My personal favorites are a pair of non-binary undergrads at Oberlin College, whose jarring modernity serves to represent a brighter future, as in the future is already here. Carroll’s putting all of her hope eggs in that basket.
"I loved those Oberlin kids," she tells me. "They were super smart. If we just don’t destroy the world in the next two or three years, the next generation is going to be wonderful. We’ve got too many of these old guys doing bad stuff, and we’re just going to have to wait for them to die off."
But Carroll is not the type to sit around and wait. She corrects herself.
"We’re going to Montana! You’ll help me," she says. And I picture us blazing across the Midwest in the ultimate Thelma and Louise revival, primed to dismantle the patriarchy with the teachings of one modest proposal. "I will! Sign me up! Give me a clipboard!" I holler.
Because if Carroll is serious about reprogramming society, her book is the perfect tool.
As for Trump, she says, "I’m just gonna go on! I’m gonna fight this guy."
Carroll tells me she’s happy in her little cocoon of love, a.k.a. her tiny cottage in the Wawayanda Mountains, in the excellent company of Vagina T. Fireball the cat, Guffington Von Fluke the dog (her poodle, Lewis, passed away), and a loaded gun on the nightstand. The bullets are new, a response to the barrage of hateful spew she’s endured since the media frenzy around her Trump disclosure. She tells me that a close friend on Facebook’s Anti-Harassment squad offered to set up protective walls on her accounts, but she prefers to see the enemy and battle on.
As for Trump, she says, "I’m just gonna go on!
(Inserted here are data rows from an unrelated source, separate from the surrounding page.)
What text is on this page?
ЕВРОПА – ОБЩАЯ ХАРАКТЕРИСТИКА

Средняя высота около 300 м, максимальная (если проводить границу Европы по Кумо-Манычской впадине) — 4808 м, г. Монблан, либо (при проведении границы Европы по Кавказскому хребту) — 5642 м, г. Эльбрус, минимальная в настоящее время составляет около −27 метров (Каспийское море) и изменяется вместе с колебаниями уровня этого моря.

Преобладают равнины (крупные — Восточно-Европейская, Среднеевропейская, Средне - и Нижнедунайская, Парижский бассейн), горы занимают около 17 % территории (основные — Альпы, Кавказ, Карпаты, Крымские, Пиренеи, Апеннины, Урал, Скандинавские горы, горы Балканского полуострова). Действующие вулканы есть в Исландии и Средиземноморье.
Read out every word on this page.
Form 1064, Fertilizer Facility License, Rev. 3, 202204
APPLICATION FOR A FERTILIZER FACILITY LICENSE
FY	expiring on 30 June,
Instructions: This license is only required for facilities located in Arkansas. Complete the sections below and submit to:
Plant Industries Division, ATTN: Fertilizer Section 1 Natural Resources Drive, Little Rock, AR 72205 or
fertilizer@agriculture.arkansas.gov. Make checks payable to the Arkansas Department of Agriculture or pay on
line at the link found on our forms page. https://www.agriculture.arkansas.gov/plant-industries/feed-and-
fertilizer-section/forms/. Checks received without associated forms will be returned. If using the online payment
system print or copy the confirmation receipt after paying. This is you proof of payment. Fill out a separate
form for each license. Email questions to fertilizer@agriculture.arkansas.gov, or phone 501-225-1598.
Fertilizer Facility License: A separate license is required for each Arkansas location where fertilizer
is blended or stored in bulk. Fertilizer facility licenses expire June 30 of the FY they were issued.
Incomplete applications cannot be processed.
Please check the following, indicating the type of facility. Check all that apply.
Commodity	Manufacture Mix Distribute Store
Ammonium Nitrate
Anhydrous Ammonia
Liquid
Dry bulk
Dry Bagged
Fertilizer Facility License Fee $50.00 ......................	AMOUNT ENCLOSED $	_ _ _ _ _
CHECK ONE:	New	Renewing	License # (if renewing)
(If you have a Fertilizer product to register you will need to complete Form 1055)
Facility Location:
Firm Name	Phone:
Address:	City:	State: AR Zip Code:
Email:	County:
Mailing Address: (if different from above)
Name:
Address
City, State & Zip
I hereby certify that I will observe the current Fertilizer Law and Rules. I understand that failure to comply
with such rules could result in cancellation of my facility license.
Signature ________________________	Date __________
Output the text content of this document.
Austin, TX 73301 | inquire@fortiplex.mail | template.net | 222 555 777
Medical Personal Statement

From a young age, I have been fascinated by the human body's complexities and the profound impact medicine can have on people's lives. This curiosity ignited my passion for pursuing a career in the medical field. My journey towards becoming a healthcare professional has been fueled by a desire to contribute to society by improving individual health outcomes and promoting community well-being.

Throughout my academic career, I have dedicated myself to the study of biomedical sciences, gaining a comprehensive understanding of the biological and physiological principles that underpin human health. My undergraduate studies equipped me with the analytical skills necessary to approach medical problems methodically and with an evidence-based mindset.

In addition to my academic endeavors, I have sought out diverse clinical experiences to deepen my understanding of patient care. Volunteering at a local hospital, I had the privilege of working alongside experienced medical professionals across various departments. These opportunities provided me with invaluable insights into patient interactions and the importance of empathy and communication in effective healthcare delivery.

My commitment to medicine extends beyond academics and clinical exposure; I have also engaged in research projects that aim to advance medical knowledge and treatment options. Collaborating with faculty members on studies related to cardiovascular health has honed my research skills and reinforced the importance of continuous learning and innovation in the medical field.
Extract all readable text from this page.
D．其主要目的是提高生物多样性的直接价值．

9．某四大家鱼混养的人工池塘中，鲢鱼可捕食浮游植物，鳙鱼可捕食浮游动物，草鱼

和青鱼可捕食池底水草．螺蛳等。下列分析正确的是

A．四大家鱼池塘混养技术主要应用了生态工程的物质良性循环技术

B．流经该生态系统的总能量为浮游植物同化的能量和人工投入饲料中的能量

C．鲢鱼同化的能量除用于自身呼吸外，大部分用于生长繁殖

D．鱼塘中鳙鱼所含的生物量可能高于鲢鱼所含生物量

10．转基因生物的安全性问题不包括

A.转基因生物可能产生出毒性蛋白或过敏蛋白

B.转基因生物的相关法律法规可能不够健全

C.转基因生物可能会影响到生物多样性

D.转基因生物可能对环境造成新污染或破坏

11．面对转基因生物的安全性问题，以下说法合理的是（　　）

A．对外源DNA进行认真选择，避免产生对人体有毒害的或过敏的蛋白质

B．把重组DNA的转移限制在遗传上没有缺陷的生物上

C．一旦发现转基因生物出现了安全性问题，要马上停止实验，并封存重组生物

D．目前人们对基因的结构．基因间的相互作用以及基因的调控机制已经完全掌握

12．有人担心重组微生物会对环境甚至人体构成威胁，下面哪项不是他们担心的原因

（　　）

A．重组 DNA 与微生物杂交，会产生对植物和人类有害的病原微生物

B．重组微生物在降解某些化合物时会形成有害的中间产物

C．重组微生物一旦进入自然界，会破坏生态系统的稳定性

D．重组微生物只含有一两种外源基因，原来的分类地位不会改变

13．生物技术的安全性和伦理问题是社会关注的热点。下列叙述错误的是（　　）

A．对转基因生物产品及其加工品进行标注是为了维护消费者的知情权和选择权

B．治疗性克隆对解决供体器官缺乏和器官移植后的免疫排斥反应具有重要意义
I’m gonna fight this guy. I’m not gonna take it lying down. Put it that way. Because I don’t like that I’m making people feel embarrassed and helpless."
The section of the book in which she details her accusations against Trump is only 11 pages long. And while those pages are critical to his story, the full saga of What Do We Need Men For? holds the real power for Carroll. In writing a memoir that moves far beyond the theoretical, Carroll has created a personal narrative primed to shift people’s understanding, and ultimately, their behavior. Books like this one shape history. But only if people listen.